Mateo Marco Amorós / Bardomeras y meandros
Joaquín Marín / Fotografía
Las palabras nacen, crecen, se reproducen y mueren. Como seres vivos. Sintiéndolas así, uno las quiere o abomina. Y hay palabras, como recién nacidas, que suceden a otras sinónimas. Y palabras viejas que, creciendo, amplían su significado. A las primeras les tengo poca simpatía. Quizás sea porque algunos abusan de ellas trufándose con ínfulas de intelectualidad, snobismo y vanguardia. Serán manías mías en solidaridad con las palabras marginadas. Respecto a las palabras viejas que aumentan su significado, me ofuscan. Pongamos dos ejemplos. De palabra nueva, resiliencia. De palabra vieja creciente, rastreador.
Sobre resiliencia, la RAE trae dos acepciones. Una para los seres vivos, refiriéndose a su capacidad de adaptación frente a algún agente perturbador, estado o situación adversos. Otra para materiales, mecanismos o sistemas, refiriéndose también a la capacidad de estos para recuperar su estado inicial tras cesar alguna perturbación a la cual se les había sometido. En definitiva capacidad de adaptación o de volver a ser. Etimológicamente, resiliencia viene de un participio latino que diría saltar hacia atrás, rebotar, replegarse. No es gratuito que el término sirva también a la Psicología.

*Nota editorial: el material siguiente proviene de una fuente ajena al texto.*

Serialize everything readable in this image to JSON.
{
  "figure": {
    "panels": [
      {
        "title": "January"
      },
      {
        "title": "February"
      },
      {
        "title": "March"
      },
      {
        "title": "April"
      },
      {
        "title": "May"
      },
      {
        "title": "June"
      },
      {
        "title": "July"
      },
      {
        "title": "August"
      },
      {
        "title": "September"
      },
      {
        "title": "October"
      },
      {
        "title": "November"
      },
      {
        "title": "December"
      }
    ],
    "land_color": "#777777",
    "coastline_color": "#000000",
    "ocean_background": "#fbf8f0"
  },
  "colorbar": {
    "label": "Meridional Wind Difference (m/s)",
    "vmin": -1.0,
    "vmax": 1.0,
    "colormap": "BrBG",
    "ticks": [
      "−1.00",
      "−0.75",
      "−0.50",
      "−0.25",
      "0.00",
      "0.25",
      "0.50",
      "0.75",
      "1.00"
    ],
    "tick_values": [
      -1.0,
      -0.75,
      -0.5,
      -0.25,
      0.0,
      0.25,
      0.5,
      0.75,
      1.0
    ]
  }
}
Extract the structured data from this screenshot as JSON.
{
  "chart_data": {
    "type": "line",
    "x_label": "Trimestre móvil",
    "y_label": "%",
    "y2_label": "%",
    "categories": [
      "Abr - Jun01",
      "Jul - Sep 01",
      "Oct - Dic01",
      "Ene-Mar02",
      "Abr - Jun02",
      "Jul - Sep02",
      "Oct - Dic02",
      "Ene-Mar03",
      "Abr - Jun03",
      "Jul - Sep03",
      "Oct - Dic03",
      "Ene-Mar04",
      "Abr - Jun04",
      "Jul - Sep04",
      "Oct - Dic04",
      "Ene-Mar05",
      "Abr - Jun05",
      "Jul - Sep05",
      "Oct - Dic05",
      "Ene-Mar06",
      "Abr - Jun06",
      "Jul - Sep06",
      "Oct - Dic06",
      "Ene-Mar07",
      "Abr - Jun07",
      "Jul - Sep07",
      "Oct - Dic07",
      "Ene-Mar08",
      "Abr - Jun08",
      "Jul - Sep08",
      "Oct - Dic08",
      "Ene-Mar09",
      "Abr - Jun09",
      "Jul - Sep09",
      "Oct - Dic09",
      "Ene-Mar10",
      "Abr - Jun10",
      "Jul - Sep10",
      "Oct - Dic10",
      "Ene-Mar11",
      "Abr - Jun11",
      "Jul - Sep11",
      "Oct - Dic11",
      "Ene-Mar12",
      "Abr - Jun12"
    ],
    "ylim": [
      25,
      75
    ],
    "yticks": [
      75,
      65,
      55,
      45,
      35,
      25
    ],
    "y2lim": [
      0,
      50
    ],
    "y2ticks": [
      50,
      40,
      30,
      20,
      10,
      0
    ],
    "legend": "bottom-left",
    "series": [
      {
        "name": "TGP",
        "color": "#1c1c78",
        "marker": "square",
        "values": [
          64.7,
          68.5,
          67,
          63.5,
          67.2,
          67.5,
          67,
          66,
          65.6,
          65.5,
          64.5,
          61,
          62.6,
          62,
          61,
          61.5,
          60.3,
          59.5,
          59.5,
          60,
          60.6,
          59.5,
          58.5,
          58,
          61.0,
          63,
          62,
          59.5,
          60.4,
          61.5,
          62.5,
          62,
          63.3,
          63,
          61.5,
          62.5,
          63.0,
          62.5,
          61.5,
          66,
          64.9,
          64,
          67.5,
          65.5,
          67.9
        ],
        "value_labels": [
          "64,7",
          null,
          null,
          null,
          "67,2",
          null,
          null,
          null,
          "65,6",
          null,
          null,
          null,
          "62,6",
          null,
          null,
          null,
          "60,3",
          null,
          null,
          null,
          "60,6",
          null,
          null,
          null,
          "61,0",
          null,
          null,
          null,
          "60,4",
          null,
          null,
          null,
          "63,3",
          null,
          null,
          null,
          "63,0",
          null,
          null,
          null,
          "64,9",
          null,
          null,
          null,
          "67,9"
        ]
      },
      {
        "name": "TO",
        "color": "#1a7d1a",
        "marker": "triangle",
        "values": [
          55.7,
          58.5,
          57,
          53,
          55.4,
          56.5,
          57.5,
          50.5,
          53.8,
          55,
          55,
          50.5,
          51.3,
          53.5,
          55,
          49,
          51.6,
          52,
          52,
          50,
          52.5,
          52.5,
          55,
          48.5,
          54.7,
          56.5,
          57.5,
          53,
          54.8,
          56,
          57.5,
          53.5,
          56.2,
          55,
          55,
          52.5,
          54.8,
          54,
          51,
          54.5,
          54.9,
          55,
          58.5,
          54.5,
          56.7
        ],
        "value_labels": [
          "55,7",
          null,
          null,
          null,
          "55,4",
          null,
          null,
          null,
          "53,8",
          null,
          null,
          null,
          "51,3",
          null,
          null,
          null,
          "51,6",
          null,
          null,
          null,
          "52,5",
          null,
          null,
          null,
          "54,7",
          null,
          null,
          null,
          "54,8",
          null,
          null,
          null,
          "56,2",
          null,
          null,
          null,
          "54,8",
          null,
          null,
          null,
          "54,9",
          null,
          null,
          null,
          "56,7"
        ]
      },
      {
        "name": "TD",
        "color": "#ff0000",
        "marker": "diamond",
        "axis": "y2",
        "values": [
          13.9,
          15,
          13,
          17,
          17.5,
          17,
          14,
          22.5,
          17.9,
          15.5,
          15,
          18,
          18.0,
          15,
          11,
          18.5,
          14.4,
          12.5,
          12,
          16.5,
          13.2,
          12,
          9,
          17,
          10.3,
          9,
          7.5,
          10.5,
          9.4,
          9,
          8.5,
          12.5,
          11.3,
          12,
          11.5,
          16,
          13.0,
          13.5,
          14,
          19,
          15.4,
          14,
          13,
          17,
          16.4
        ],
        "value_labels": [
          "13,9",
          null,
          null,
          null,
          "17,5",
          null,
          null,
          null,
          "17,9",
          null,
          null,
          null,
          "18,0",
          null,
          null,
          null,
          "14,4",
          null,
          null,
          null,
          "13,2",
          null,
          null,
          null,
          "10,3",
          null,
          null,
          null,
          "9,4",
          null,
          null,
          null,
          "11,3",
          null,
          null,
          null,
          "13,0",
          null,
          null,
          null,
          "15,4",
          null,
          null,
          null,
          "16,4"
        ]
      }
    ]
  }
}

El caso de rastreador, palabra vieja que ensancha su significado, me desorienta. Ahora dicen «rastreadores» a especialistas del Ejército –o sanitarios– encargados de localizar a personas que hayan estado en contacto con un positivo en coronavirus. ¡Benditos sean! Pero hasta ayer, siempre que escuchaba rastreador veía dos imágenes. Una de película de indios y americanos. La de ese avezado batidor indígena que acompañaba a los del Séptimo de Caballería siguiendo un rastro, guiándolos. Otra, muy tierna, la de mi primo Vicente Sanjuán Amorós.
Quienes me conocen dirán que suelo traer con frecuencia memoria de cosas de mi primo Vicente. Por edad nos criamos juntos, en las alegrías y en las penas y… Primo Vicente, cuando íbamos al monte, rastreador, rastreaba con pericia huellas de animales. Frotando sus dedos índice y corazón sobre la marca. Llevándoselos a la nariz para olfateando reconocer la procedencia. También en ocasiones pegaba la oreja al suelo. Y con tanta convicción rastreaba que yo temía cuando pronunciaba, muy seguro, jabalí, zorro o… ¡O lobo!